5 Stretches You Should Never Do!

Keeping limber is vital to preventing injury, but make sure you do it right. Some stretches just aren’t worth it.


Markham Heid for Prevention |

There’s a lot to like about stretching. Whether it’s for post-run recovery, a little morning yoga to wake you up or simple stretches to ease out back tension, it’s beneficial in countless ways.

Research suggests stretching is a great way to maintain balance and freedom of movement, especially as you get older.

But not all stretches do your body favours. In certain situations – especially right before exercising – some forms of stretching can hamper your performance or increase your risk for a pull or tear.

“Prolonged stretching – or more than 60 seconds per muscle group – could decrease performance before some activities,” says David Behm, PhD, a professor of human kinetics at Canada’s Memorial University.

Here are five stretches you should reconsider – or avoid altogether.

1/ Sit-and-reach stretches before running

All those toe-grabbing stretches you were taught as a youngster? If you’re a runner, they may be hurting your performance.

Those sorts of “static stretches” may decrease your running economy – that is, your ability to stride with minimal effort, finds a recent study of Behm’s appearing in the European Journal of Applied Physiology. Static stretching also limits your jumping ability, his study shows.

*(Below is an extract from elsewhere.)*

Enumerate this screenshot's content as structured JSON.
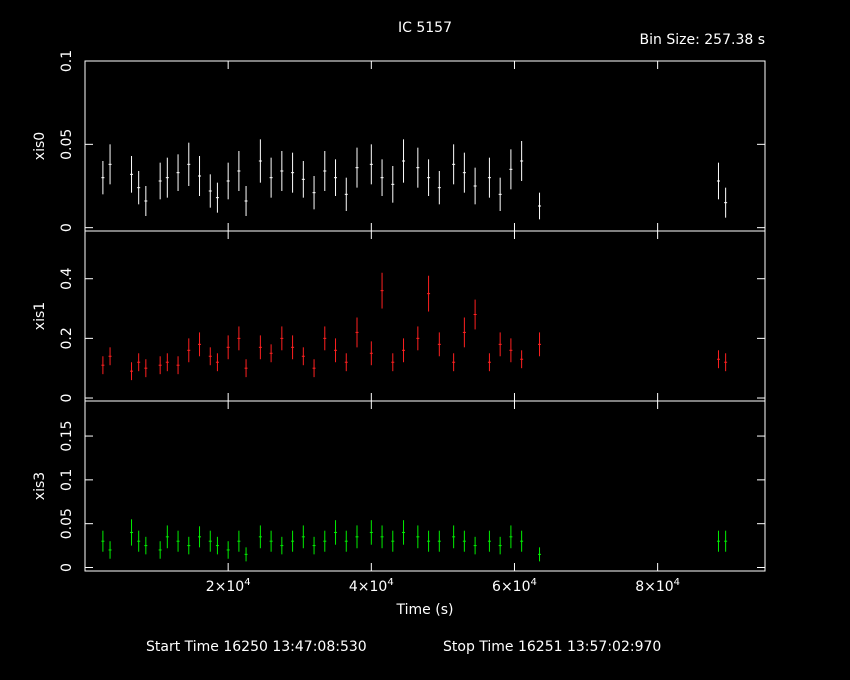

While taut, un-stretched hip and upper-leg muscles help your legs snap back when you stride or leap, stretched muscles lack the same springiness—and so can leave you feeling tired earlier during a long run, his research suggests.

If you’re going for a long run, “dynamic” stretches – stuff like running in place, or going for a walk to warm up – are best, he says.

2/ Stretching to prevent muscle injuries

Not to pick on old-school static stretching, but this kind of preworkout warm-up doesn’t lower your risk for muscle pulls or similar injuries, finds a review study appearing in the Clinical Journal of Sport Medicine.

While that study came out back in 1999, several newer research efforts have come to similar conclusions.

While sit-and-reach stretching can increase your flexibility – helpful for sports like gymnastics or football, which require side-to-side movements and greater range of motion – it doesn’t safeguard your muscles from injury if you’re a runner, swimmer or cyclist, more research shows.

3/ Stretching to prevent soreness

If you spend 15 minutes stretching in the hopes of preventing post-workout soreness, you may be wasting your time. Stretching before exercise doesn’t do anything to reduce muscle soreness, according to a BMJ study.

4/ Stretching before strength training with weights

Strength training is essential, but by elongating muscle tendons, static stretching may put your muscles at risk during exercises that require you to move or support loads – such as weight lifting. Stretching may also mess with the stability of your joints, leaving them open to injury.

All of that’s according to a study from the CDC. While the study’s authors are quick to point out there are many unanswered questions when it comes to stretching and injury rates, they say there’s no clear benefit when it comes to static stretching and resistance training.

5/ “Ballistic” stretching

Imagine reaching for your toes or bending forward to stretch your lower back. When you’ve reached or bent as far as you can, you may have been taught to pull back for a second and then reach again in order to extend your range of motion.

This practice is usually called “ballistic stretching” or “bouncing,” and it may increase your risk of injury, argues research from the International Journal of Sports Physical Therapy. Because of these risks, the American College of Sports Medicine does not recommend this type of stretching. Full stop.